Georgia Straight
for January 1994, Article 4
The issue of condom machines in schools keeps popping up and down, so to speak.
I first learned about condoms at age about 8. No, I was not a precocious early breeder - our private school football field was surrounded on three sides by woods, the fourth being the road. (It was wartime and I was at St Georges - lest that seem to be too rich for my more leftist readers, please note that it is also Moe Sihota's Alma Mammy) There was a lane through the trees to about midfield and on this road any given day, though Monday was by far the best, could be seen spent "Frenchies" as we used to call them.
This was cause for great schoolboy mirth and being chased by a particularly unsavoury lad who was swinging one aloft in the manner of David's sling was one of the risks of the Monday game of Rugby. To this day I cannot hear the word "sheik" mentioned without suppressing a giggle. One of my mates when asked by a "master" his ambition in life, replied, wisely if somewhat impudently, "to be president of Julius Schmid and Co., Sir". The master, a rare Catholic in an Anglican School blushed and stammered that he had never heard of the company which pioneered the manufacture of what is the indelicate subject of today's essay.
How, we asked older boys, do you get these strange sheaths about which there is such mystery in the adult world?
The best way, we were told, was to take a fifty cent piece (yes, those were bygone days!) and press them with the index and second fingers, right hand, into the druggists hand who would immediately recognize this secret sign and give you a pack of three. One of our intrepid lads tried it at the drug store at 41st and Dunbar and the druggist simply said, "what the devil do you want?"
I will now surprise younger readers. We did indeed find out about sex, in my day, and roughly the same way and at the same time you did. And a hell of a lot of girls got pregnant and had to "go away" for awhile. If you were over 19, marriage at the figurative point of the shotgun was the inevitable result. There's no doubt in my mind that the high breakdown rate of '50s marriages resulted from the number of them provoked by the impending birth of "love children".
What I find so astonishing about the resistance of so many parents to condom machines in schools is that these same people grew up in such sexually liberated times, most being the products of the 60s. Perhaps that's the key - in their day sex, drugs and irresponsibility were the fashion and they don't want their kids to be the same. They wish to restore for their children the times when Grampa and Grandma grew up - to give them the morality and safety of the 40s and 50s.
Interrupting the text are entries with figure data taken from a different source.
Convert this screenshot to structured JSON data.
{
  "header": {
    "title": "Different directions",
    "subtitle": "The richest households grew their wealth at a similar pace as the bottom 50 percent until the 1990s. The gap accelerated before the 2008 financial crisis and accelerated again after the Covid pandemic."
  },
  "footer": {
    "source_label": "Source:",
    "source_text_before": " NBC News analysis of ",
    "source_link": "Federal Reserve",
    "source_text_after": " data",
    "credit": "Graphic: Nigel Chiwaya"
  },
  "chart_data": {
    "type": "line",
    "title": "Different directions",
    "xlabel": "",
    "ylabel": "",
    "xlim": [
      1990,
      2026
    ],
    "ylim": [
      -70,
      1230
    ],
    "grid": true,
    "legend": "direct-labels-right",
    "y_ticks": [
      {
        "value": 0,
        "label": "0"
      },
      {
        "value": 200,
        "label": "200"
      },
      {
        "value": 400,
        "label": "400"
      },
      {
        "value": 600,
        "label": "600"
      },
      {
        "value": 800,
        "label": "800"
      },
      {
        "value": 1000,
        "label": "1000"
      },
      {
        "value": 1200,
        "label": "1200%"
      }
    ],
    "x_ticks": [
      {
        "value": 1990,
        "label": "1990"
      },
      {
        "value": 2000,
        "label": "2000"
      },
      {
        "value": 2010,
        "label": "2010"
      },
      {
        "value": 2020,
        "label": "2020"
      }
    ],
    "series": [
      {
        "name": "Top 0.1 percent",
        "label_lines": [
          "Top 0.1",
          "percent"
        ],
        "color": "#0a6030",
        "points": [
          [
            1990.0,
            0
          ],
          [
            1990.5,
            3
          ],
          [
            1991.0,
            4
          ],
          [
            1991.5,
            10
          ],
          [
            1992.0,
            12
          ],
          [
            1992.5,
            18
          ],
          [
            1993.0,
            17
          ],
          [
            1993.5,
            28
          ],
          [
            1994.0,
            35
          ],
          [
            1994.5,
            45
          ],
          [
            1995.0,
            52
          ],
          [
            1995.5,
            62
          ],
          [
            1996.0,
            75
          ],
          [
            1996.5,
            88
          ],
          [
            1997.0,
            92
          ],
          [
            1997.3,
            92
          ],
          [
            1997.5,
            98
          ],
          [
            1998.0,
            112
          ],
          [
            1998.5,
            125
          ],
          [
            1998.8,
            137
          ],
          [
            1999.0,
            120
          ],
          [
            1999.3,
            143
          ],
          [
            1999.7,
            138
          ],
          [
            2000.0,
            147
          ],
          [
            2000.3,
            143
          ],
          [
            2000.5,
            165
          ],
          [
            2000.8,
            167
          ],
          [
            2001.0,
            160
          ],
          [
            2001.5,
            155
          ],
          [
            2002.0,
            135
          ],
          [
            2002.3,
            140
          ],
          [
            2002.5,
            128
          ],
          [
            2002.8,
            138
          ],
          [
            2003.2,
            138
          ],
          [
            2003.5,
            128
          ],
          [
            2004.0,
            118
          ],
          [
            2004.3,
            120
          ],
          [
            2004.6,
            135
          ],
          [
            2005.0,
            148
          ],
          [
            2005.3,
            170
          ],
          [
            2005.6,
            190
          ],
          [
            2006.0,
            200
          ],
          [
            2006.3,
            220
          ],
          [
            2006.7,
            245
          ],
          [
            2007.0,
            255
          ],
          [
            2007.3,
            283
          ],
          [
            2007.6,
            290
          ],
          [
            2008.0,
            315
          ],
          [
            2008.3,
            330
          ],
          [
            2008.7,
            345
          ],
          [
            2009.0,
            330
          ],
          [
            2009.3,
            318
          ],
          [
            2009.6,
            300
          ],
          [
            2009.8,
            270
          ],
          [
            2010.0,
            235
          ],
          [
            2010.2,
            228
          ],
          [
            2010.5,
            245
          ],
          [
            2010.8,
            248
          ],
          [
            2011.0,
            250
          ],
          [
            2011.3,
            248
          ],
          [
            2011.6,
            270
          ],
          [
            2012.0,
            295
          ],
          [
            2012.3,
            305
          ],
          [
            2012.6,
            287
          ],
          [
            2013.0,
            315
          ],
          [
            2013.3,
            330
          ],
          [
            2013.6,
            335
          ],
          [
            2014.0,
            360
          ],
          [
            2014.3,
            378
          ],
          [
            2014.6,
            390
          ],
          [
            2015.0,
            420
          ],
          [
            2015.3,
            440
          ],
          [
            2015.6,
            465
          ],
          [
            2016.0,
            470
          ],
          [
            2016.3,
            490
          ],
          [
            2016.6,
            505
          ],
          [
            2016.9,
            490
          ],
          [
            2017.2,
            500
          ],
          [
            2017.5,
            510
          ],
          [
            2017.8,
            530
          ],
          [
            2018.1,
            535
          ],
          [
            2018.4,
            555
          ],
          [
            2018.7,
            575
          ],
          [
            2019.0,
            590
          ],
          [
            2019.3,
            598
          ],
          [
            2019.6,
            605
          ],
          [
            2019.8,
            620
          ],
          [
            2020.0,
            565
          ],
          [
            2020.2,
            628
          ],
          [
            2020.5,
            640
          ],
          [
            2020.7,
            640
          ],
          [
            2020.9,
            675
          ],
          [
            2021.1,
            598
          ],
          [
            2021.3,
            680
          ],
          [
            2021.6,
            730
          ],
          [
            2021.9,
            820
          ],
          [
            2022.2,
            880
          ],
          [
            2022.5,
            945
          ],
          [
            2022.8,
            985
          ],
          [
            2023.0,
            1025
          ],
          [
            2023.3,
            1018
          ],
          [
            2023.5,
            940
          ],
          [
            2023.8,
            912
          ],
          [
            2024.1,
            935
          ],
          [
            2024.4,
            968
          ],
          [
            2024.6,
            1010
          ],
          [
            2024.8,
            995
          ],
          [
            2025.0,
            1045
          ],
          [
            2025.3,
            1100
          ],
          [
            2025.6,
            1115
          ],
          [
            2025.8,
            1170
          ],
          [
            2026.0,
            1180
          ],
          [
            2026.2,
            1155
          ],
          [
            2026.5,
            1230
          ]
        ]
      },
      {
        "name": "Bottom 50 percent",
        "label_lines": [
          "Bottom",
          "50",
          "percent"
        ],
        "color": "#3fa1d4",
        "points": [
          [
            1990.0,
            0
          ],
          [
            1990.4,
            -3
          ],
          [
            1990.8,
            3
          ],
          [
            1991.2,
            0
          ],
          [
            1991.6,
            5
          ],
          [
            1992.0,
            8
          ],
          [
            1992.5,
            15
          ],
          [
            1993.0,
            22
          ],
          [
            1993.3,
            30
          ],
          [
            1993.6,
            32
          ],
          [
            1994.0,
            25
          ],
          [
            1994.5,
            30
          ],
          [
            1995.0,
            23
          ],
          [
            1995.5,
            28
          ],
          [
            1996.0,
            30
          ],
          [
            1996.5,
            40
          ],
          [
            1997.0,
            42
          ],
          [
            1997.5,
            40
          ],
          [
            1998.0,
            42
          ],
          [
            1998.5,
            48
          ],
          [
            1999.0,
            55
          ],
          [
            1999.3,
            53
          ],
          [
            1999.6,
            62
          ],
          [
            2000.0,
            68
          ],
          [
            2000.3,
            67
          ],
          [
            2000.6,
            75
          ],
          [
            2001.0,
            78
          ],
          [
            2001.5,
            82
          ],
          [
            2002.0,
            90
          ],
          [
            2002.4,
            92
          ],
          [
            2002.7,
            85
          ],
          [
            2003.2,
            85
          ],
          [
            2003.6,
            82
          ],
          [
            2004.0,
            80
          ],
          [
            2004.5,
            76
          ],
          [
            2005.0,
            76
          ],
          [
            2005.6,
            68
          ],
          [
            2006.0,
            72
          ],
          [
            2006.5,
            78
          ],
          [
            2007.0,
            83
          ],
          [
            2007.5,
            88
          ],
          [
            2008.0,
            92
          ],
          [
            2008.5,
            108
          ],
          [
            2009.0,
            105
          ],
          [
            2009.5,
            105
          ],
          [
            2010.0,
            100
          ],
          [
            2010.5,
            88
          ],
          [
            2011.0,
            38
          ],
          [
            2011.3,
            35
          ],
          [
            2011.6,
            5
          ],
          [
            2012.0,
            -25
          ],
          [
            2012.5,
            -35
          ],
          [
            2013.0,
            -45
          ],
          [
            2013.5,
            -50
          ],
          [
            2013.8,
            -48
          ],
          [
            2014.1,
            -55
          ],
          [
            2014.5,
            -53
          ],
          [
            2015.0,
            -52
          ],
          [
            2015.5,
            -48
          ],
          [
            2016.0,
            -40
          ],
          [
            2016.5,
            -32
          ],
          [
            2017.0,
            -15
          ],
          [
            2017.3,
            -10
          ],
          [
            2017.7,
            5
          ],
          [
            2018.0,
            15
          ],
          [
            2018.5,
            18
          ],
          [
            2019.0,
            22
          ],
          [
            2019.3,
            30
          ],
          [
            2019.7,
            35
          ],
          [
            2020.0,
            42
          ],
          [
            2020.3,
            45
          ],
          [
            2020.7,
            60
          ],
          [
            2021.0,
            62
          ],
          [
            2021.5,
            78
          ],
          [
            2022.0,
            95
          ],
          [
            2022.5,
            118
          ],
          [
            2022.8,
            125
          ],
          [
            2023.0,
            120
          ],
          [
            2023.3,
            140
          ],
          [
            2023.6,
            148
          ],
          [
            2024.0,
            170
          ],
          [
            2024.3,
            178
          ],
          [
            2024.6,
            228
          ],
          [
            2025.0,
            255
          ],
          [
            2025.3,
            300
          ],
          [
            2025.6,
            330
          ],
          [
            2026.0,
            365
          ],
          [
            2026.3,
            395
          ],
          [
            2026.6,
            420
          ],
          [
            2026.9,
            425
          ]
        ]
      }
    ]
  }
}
I hate to disillusion, but there was no morality or safety in the 50s. The family unit, which looks so wonderful in retrospect, especially if you watch the movies of the day, was in reality a hotbed of suppression. Wives accepted the husband's authority which was often administered physically. Alcoholism and, yes, other drug abuse were common. What was different was that women put up with it because society insisted upon it. Divorce details for the Friday "divorce day" at the courthouse were published in the weekend papers for all to see and cluck about. Social pressure to maintain marriage was enormous and was mainly on the wife.
Untrained abortionists abounded. The Salvation Army did a land office business helping unmarried women. Today's adoption reunions provide a very good glimpse of this society, as adult adoptees learn of the enormous social pressures on their unmarried mothers and dads.
There isn't a particle of evidence to prove that the availability of condoms increases sexuality. Parents, if you want to know why your kids are sexually active the answers are two in number - they have the same hopping hormones you had, and you should take a look at their videos.
It is argued, by the same people who used to vote in droves for Bill Vander Zalm, that we should return to the family unit - that Mom and Dad should look after these "sex things" and leave the schools out of it.
The trouble is, the "family" those people remember probably never was, but it certainly does not exist today for the majority of kids.
Perhaps we would be wiser to be practical and understand that preventing pregnancies, and disease, is a much better idea than preaching and living in a past that scarcely existed, if it existed at all.